I decided to do a short post on food preparation and food safety. I still often meet people who are unaware of the potential dangers of a piece of meat that hasn’t been cooked properly, for example. One can’t use just any fish to make sushi, and one can’t use just any beef from the grocery store to make steak tartare. With very few exceptions, it is always safer to thoroughly cook meat.
Let’s focus on ground beef for a moment. It is true that E. coli infections are rare. And I do prefer a hamburger patty to be slightly pink and juicy rather than too dry. But then there are stories like Stephanie Smith’s, who is now paralysed because of a packaged hamburger patty that was contaminated. Cases like this are more likely to happen when various cuts of meats are used to make the patties, because it increases the odds of low-grade meat and even feces of becoming part of the finished product. And yet, that’s still what’s on the market, and it’s perfectly legal. People say that it’s much safer to grind one’s own meat from a high-quality cut, but how many home cooks actually do that?

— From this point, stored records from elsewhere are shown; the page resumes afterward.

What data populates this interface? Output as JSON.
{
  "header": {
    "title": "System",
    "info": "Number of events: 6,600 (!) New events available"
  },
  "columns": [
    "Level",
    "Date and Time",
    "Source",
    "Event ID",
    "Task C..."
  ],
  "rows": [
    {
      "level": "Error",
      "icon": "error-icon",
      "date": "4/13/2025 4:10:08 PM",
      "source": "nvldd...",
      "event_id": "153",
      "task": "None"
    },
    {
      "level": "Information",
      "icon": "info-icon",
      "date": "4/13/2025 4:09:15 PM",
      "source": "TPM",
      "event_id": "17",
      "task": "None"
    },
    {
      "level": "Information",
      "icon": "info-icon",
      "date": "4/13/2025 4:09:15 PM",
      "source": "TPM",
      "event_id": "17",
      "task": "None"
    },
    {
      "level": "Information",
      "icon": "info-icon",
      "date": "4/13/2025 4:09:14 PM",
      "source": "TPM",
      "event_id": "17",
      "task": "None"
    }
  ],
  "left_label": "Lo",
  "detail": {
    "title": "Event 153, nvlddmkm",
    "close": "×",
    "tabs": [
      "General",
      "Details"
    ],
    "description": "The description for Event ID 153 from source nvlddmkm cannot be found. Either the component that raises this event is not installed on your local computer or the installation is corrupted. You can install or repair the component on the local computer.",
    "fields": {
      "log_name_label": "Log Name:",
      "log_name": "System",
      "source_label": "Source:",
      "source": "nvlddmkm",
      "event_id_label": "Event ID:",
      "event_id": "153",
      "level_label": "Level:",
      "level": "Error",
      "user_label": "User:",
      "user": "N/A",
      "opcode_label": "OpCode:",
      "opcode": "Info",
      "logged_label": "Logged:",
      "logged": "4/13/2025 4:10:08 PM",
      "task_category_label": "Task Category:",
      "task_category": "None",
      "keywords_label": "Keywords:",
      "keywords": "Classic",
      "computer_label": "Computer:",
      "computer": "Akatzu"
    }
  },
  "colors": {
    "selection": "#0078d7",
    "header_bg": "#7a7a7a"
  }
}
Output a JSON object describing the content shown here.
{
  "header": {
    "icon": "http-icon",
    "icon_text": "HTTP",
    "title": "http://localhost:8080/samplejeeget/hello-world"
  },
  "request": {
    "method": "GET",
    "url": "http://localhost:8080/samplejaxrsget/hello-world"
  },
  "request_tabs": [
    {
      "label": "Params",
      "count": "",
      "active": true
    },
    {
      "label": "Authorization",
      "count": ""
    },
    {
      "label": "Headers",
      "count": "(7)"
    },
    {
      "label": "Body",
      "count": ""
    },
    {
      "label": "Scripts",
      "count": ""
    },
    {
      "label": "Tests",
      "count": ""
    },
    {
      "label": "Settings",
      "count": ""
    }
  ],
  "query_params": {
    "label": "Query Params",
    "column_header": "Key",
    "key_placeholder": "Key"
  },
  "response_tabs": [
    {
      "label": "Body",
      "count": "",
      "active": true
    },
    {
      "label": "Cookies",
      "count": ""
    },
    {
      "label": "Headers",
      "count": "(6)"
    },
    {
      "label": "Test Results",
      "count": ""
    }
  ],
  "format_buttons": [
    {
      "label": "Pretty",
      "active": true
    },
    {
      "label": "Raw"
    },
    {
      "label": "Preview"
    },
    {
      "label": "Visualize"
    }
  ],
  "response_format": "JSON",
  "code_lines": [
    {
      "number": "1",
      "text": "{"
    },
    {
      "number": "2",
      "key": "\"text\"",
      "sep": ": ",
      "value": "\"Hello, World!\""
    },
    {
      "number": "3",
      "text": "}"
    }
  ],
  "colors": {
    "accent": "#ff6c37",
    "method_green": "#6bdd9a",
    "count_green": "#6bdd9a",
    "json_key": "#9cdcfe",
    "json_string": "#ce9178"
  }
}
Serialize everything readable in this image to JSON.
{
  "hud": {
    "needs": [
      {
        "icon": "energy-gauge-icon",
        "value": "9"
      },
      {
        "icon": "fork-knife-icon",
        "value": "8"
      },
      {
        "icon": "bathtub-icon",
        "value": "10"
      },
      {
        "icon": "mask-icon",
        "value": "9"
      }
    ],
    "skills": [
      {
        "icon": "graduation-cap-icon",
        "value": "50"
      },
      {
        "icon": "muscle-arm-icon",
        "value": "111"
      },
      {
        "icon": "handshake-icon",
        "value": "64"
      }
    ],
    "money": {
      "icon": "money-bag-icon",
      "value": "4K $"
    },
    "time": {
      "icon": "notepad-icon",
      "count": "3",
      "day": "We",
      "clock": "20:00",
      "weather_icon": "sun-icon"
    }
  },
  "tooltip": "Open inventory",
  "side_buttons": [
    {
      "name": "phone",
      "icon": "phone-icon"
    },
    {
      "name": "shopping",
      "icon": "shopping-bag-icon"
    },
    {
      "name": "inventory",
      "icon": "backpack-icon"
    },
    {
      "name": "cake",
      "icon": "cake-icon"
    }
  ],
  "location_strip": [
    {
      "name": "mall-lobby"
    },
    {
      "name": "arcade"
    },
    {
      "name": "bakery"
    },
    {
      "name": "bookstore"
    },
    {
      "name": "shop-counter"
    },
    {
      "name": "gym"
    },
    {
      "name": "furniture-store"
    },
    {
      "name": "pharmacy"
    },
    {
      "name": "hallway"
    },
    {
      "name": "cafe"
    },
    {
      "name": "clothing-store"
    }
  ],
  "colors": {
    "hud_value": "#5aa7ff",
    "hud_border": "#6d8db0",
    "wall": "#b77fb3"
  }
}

You can’t control the quality of prepared foods you buy, but you do have control over the ingredients in your own home. If you are concerned about such things as cross-contamination and food storage in your kitchen, you can take the LA County’’s Health Grade Test to see how it fares. This test is a real eye-opener! You should also know how to store things in your fridge (raw meat goes on the bottom, so it doesn’t drip onto other foods, foods that need the least refrigeration go in the fridge door because it’s the warmest, etc.). And of course, use different cutting boards for meat and vegetables.
There are also bacteria that develop on items that are already in one’s home, even if they are stored properly. Is the expiry date on a product just a suggestion? A helpful website called Still Tasty helps you figure out the shelf life of various products, as does this handy chart. But when in doubt, throw it out!